Crocodilians (alligators, crocodiles and gharials) are tender, caring moms and dads, not dumb at all (some hunt cooperatively in groups) and have more to fear from humans who have devastated their numbers through hunting, pollution and rampant habitat destruction (dams, wetland conversion and development), than we have to fear from them.

Such are the insights gained in the “Crocs: Ancient Predators in a Modern World” exhibit that opens Saturday at the American Museum of Natural History.

Incidentally — all those stories about alligators in the sewers of NYC and Florida that emerge from latrines?

They’re a crock, according to museum scientists, who aver that the reptiles have not adapted to our crusty sewer pipes, much less NY temperatures.

“The only ones to emerge from a toilet were ones being flushed down,” unsuccessfully, said Mark Norell, chair of the paleontology division and curator of the show.

That said, the hardy reptiles have adapted — hybridizing in the Caribbean, when females are forced inland by development into the territories of other species with whom they breed, and eking out an existence in conditions far from ideal.

The reason you’re watching filmed discoveries of giant alligators in your social media feed is because of hard-won protections from their major predator.

“Alligators were hunted almost to extinction,” said Norell. “It’s been almost 20 years since hunting bans went into effect, so we are seeing really big animals for the first time in 20 years now.”

Crocodiles have “an amazing ability to resist infections,” and scientists are studying antimicrobial peptides in critically endangered Siamese crocodiles in hope that discoveries could benefit the development of antibiotics for humans, said Evon Hekkala, a research associate in the Museum’s Department of Herpetology.

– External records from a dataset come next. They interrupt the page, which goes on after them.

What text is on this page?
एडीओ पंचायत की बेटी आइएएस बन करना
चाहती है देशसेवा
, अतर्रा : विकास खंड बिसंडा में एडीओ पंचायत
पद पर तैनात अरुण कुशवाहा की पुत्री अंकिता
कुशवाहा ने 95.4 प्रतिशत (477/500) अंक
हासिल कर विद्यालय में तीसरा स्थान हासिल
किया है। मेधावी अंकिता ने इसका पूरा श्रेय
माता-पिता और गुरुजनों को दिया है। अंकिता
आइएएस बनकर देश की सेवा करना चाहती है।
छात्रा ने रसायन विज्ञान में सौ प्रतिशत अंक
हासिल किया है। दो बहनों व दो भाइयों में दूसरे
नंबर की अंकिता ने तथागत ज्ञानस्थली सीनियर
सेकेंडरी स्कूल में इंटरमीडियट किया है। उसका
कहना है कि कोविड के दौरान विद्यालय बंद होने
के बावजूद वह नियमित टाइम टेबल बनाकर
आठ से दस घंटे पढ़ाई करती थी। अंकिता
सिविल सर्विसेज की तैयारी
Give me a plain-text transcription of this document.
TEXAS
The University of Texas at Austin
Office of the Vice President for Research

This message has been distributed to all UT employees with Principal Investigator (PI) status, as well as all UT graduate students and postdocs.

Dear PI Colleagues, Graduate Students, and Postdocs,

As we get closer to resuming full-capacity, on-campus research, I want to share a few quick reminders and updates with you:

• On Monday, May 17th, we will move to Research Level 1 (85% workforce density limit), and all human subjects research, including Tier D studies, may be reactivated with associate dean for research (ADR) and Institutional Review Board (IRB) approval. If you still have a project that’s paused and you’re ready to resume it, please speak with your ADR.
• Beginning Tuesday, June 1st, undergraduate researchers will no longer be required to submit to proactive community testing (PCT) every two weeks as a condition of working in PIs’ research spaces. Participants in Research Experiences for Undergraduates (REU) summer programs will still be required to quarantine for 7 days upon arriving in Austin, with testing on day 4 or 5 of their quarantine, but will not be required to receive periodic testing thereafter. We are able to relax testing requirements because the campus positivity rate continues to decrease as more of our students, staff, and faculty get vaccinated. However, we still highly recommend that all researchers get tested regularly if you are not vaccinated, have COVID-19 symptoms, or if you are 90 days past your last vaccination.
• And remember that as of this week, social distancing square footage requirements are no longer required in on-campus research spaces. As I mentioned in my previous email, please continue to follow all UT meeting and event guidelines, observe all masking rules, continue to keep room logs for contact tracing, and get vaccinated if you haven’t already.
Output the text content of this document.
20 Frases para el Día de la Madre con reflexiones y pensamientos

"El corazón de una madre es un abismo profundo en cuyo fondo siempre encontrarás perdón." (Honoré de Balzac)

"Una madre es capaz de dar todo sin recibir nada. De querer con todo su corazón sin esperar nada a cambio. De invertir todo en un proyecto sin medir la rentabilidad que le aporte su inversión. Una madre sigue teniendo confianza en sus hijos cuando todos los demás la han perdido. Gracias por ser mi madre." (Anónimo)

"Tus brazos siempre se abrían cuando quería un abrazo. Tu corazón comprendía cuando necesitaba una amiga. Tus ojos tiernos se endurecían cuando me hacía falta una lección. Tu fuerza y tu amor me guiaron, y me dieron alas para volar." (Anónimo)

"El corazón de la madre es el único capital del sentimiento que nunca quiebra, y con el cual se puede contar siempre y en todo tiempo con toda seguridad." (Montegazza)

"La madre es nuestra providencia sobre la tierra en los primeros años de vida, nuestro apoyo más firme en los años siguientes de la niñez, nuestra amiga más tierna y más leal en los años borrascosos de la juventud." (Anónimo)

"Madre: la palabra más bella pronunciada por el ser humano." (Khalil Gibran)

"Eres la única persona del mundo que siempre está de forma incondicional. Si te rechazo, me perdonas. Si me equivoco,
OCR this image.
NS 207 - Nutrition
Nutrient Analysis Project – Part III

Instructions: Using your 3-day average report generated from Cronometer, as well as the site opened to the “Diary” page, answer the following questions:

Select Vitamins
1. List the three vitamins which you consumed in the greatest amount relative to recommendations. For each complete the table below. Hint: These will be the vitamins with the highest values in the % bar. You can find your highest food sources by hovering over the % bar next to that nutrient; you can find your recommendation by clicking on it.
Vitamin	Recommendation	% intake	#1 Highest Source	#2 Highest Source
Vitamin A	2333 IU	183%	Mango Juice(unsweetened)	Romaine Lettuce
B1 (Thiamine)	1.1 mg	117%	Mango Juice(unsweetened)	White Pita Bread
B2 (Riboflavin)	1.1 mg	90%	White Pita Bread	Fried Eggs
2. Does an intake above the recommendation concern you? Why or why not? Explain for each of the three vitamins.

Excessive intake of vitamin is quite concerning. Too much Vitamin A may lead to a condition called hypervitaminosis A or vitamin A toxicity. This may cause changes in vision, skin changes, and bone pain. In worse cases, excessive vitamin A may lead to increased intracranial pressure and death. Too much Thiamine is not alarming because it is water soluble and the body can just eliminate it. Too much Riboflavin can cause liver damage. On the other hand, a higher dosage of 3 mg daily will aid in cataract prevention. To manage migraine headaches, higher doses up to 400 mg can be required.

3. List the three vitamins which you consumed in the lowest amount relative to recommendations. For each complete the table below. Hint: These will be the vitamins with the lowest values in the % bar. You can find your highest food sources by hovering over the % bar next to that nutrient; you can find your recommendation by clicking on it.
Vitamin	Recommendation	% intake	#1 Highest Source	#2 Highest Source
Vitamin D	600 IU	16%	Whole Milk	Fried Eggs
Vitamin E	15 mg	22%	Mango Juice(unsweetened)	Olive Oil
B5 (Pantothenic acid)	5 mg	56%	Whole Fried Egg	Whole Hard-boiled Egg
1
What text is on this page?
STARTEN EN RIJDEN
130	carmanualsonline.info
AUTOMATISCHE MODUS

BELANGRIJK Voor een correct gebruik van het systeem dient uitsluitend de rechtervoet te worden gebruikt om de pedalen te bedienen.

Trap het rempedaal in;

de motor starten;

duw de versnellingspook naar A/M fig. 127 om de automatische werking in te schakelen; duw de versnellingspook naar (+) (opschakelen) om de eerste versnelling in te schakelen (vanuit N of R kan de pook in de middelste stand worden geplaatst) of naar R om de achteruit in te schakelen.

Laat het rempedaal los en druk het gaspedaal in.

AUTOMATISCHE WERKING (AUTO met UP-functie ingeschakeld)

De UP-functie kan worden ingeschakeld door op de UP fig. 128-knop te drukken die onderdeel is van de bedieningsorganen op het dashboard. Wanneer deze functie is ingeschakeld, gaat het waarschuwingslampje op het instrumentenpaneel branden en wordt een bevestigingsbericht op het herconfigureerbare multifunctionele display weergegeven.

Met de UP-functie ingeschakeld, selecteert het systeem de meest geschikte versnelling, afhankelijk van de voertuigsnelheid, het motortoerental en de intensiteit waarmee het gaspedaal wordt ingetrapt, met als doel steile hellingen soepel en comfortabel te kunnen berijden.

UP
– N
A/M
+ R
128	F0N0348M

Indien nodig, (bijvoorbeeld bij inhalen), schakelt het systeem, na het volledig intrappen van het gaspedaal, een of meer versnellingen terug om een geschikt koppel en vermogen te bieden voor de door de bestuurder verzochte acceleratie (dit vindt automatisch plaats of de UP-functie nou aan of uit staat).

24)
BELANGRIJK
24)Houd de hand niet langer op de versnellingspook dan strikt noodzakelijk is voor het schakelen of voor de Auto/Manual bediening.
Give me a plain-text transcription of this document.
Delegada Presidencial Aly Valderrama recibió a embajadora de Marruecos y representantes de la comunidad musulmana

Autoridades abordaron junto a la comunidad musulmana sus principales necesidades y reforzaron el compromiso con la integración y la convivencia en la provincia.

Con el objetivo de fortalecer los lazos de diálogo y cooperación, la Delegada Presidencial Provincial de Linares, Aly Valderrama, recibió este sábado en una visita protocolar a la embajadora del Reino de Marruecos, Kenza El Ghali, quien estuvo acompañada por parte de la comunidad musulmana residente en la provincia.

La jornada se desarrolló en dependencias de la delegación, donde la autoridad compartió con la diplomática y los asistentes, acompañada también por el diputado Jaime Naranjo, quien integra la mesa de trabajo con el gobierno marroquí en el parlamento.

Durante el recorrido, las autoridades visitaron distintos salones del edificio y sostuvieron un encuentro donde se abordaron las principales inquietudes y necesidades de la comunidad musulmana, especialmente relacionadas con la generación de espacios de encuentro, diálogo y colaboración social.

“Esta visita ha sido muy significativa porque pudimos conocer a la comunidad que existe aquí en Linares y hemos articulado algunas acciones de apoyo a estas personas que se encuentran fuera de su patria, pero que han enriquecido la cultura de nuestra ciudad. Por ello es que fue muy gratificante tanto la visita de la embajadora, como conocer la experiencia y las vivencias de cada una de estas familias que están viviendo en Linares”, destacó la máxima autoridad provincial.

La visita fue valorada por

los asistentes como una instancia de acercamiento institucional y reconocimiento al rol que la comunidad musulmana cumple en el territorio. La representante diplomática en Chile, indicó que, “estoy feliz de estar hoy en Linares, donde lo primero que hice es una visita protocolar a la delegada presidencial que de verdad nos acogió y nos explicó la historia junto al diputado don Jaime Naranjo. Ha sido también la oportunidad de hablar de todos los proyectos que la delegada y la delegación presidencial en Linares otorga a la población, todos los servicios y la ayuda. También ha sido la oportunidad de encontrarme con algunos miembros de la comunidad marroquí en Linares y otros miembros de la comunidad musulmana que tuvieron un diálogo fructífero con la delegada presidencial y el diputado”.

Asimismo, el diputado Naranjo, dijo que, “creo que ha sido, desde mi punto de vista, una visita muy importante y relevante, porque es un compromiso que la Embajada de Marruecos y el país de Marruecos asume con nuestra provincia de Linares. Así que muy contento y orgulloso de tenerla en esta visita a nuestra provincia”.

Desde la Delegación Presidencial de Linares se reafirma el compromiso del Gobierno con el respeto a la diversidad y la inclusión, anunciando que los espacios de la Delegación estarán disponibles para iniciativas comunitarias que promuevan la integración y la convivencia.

Hekkala has worked in communities in Madagascar and Africa that revere and even worship the animals so many of us revile.

There are people in Madagascar that “feed the crocs every day,” not unlike we feed ducks, she noted. In ancient times, while Europeans were determining if women were witches by binding them and tossing them in water to see if they sank, Malagasies forced suspected criminals to cross a croc-infested river: If the suspect was consumed, he was presumed guilty.

The exhibit includes live crocodiles and baby alligators (all behind glass), crocodile fossils (giants of the past feasted on dinosaurs), dioramas, films and a range of content that puts crocs in evolutionary, anthropological and biological context.

Other tidbits? Alligators are being studied in hopes that the stem cells in their jaws – which can grow dozens of sets of teeth – might give dentists clues on how to regenerate teeth in humans.

“Super dad” crocs that allow up to 1,000 young climb and bask on their heads protect not just their own progeny, but hatchlings fathered by other males. And a “crunch capacity” display reveals that a croc’s jaw can exert up to 250,000 pounds of pressure per square inch while permitting visitors test their own muscular strength against it.

While the biggest threat to these magnificent reptiles is our own ever-expanding human population, and while crocs are not as lethal (or as big) as certain B-movies would have us believe, about 100 people a year are killed by salt water crocodiles in Indonesia, Malaysia and Papua New Guinea.

“Don’t go swimming with the crocodiles!” exclaimed George Amato, director of the Sackler Institute for Comparative Genomics. “It’s a really bad idea.”

If you go:

“Crocs” runs daily from 10 a.m. to 5:45 from May 28 to Jan. 2, 2017. The Museum is closed on Thanksgiving and Christmas.

Tickets to Crocs, which includes general Museum admission, are: $27 (adults), $22 (students/seniors), $16 (children 2-12).